By Kwame Okoampa-Ahoofe, Jr., Ph.D.
Garden City, New York
It is both a pity and a damn shame to learn that in the year 2014, the country’s deafening boasting of having ready access to ultra-modern technology and all, the overwhelming majority of Ghanaian citizens, both urban and rural, lack ready access to decent toilet facilities (See “People Must Invest in Toilet Facilities – DCE” Ghana News Agency / Ghanaweb.com 11/23/14). This is a great indictment on both the relatively more politically dominant National Democratic Congress (NDC) and the more progressive and development-oriented New Patriotic Party (NPP). And it is utterly disheartening to learn that our leaders, across all ideological divides, are more fixated on ownership of lavish mansions and Toyota Land Cruisers than the savvy upgrading of basic amenities of convenience and the sound and healthy quality-of-life improvement of ordinary citizens.
We learn, for instance, that close to 60-percent of Ghanaians are forced to ease themselves daily in open spaces such as urban drainage systems, beaches and brushes. This primitive level of existence severely undermines our UN-projected Millennial Development Goals (MDGs); it also embarrassingly points to the fact that Ghanaians woefully lack the sort of visionary leadership, as well as sacrificial leadersip, that many of us routinely associate with the Founding Fathers and Mothers of contemporary Ghana, both globally renowned and largely unknown and unsung. The outbreak of cholera in the country early this year did not speak nobly about our stature and status among the global comity of nations. It was also rather pathetic to hear and see President John Dramani Mahama launch a National Sanitation Day, more than three decades after the bloody Mr. Rawlings launched his so-called House-Cleaning Exercise.
Indeed, it is aggravatingly clear that what was woefully lacking then and now was visionary and creative leadership.

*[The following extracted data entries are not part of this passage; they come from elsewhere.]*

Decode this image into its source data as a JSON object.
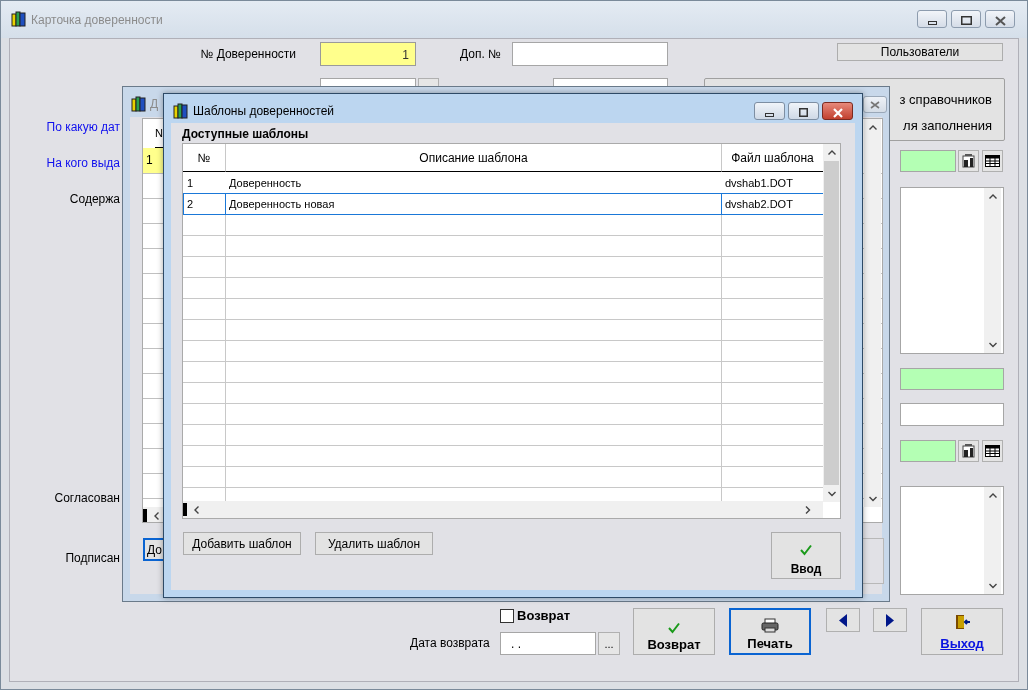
{
  "main": {
    "title": "Карточка доверенности",
    "number_label": "№ Доверенности",
    "number_value": "1",
    "extra_label": "Доп. №",
    "users_button": "Пользователи",
    "fill_button": [
      "з справочников",
      "ля заполнения"
    ],
    "labels": [
      {
        "text": "По какую дат",
        "kind": "link"
      },
      {
        "text": "На кого выда",
        "kind": "link"
      },
      {
        "text": "Содержа",
        "kind": "plain"
      },
      {
        "text": "Согласован",
        "kind": "plain"
      },
      {
        "text": "Подписан",
        "kind": "plain"
      }
    ],
    "side_fields": [
      {
        "kind": "lookup",
        "highlighted": true
      },
      {
        "kind": "memo",
        "highlighted": false
      },
      {
        "kind": "field",
        "highlighted": true
      },
      {
        "kind": "field",
        "highlighted": false
      },
      {
        "kind": "lookup",
        "highlighted": true
      },
      {
        "kind": "memo",
        "highlighted": false
      }
    ],
    "return_checkbox": {
      "label": "Возврат",
      "checked": false
    },
    "return_date": {
      "label": "Дата возврата",
      "value": ". .",
      "button": "..."
    },
    "buttons": [
      {
        "label": "Возврат",
        "kind": "check",
        "focused": false
      },
      {
        "label": "Печать",
        "kind": "print",
        "focused": true
      }
    ],
    "exit_button": "Выход"
  },
  "documents": {
    "title": "Д",
    "column": "N",
    "rows": [
      {
        "cell": "1",
        "selected": true
      }
    ],
    "button": "До"
  },
  "templates": {
    "title": "Шаблоны доверенностей",
    "section": "Доступные шаблоны",
    "columns": [
      "№",
      "Описание шаблона",
      "Файл шаблона"
    ],
    "rows": [
      {
        "cells": [
          "1",
          "Доверенность",
          "dvshab1.DOT"
        ],
        "selected": false
      },
      {
        "cells": [
          "2",
          "Доверенность новая",
          "dvshab2.DOT"
        ],
        "selected": true
      }
    ],
    "buttons": [
      "Добавить шаблон",
      "Удалить шаблон"
    ],
    "ok_button": "Ввод"
  }
}
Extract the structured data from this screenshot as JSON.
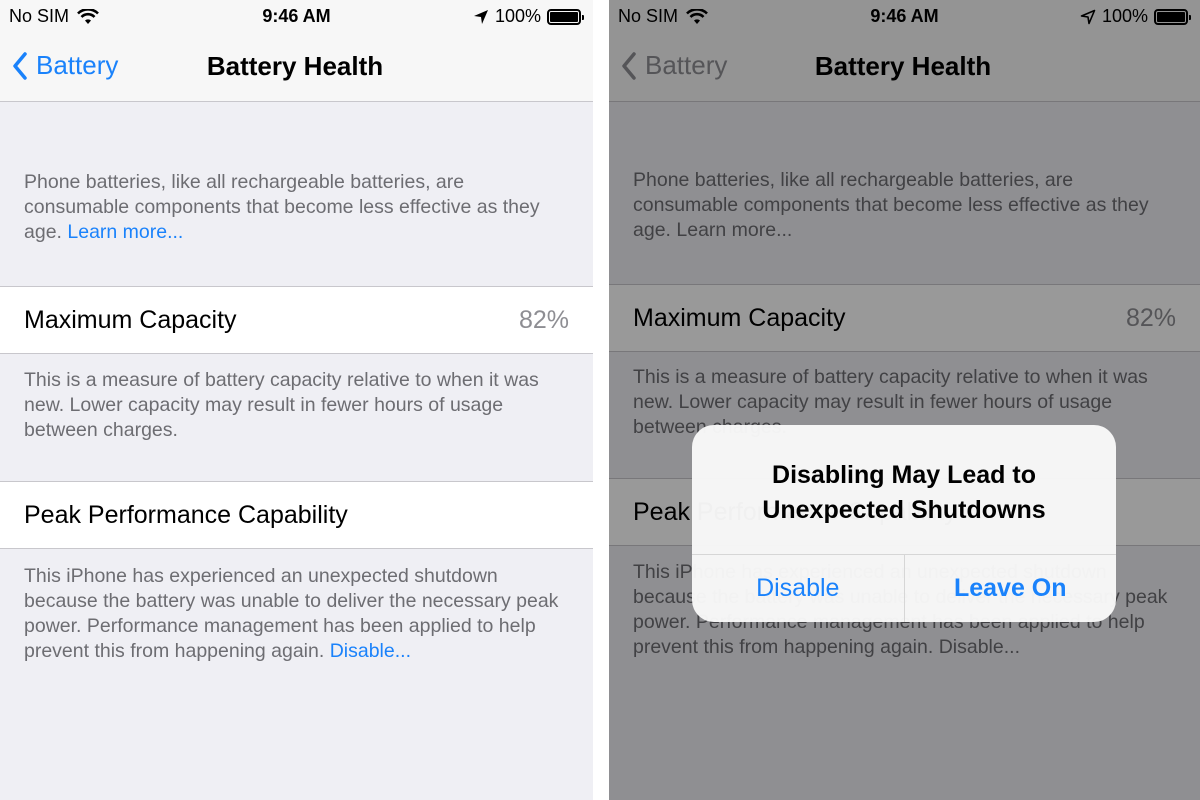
{
  "colors": {
    "accent": "#1a82fb",
    "secondary_text": "#6d6d72",
    "value_text": "#8e8e93"
  },
  "status_bar": {
    "carrier": "No SIM",
    "wifi_icon": "wifi-icon",
    "time": "9:46 AM",
    "location_icon": "location-arrow-icon",
    "battery_percent": "100%",
    "battery_level": 1.0
  },
  "nav": {
    "back_label": "Battery",
    "title": "Battery Health"
  },
  "intro": {
    "text": "Phone batteries, like all rechargeable batteries, are consumable components that become less effective as they age. ",
    "link": "Learn more..."
  },
  "max_capacity": {
    "label": "Maximum Capacity",
    "value": "82%",
    "footer": "This is a measure of battery capacity relative to when it was new. Lower capacity may result in fewer hours of usage between charges."
  },
  "peak_performance": {
    "label": "Peak Performance Capability",
    "footer": "This iPhone has experienced an unexpected shutdown because the battery was unable to deliver the necessary peak power. Performance management has been applied to help prevent this from happening again. ",
    "link": "Disable..."
  },
  "alert": {
    "title": "Disabling May Lead to Unexpected Shutdowns",
    "buttons": [
      {
        "label": "Disable"
      },
      {
        "label": "Leave On"
      }
    ]
  }
}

I have yet to be shown any comprehensive plan developed by any major political party or government since 1957, that sought to specifically address the critical question of public toilet facilities, besides the few scattered initiatives launched by progressive village communities and local councils. And so it was quite refreshing to hear Mr. Sylvester Daddieh, the District Chief Executive Officer of the Nzema district of Half-Assini, in the Western Region, call for investors to focus their attention on the provision of toilet facilities, if the nation is to be spared a more catastrophic epidemic like the Ebola pandemic that has taken a stranglehold of post-war African nations like Liberia and Sierra Leone and, before the preceding two countries, the Democratic Republic of Congo (Kinshasa) and the frontline state of Guinea-Conakry. I also hope that President Mahama and his cabinet fully appreciate the fact that the borderline between the Ebola pandemic and the cholera epidemic may not be as distinctive as they may be tempted to suppose.
The general sanitation situation in the country continues to be viscerally decried by many a recent New York City resident Ghanaian visitor to our beloved nation. And here, of course, the subject regards the epic problem of garbage disposal. I have personally recommended a KNUST-trained garbage treatment and disposal specialist who serves as one of the directors of the New York City Sanitation Department, through a Washington, DC-based entrepreneur, to work with interested parties in Accra in order to find a lasting solution to this problem. As of this writing, however, I was not privy to the situation on the ground, largely being the fact that I am not directly involved in the entire process or venture itself.
What the preceding speaks to, of course, is the unmistakable fact that by and large many of us Ghanaian-born diaspora residents are as concerned about the state and well-being of our beloved nation of origin as those back at home. Some of us may never return to live there, but the heart and pulse of Ghana reside deep within our souls.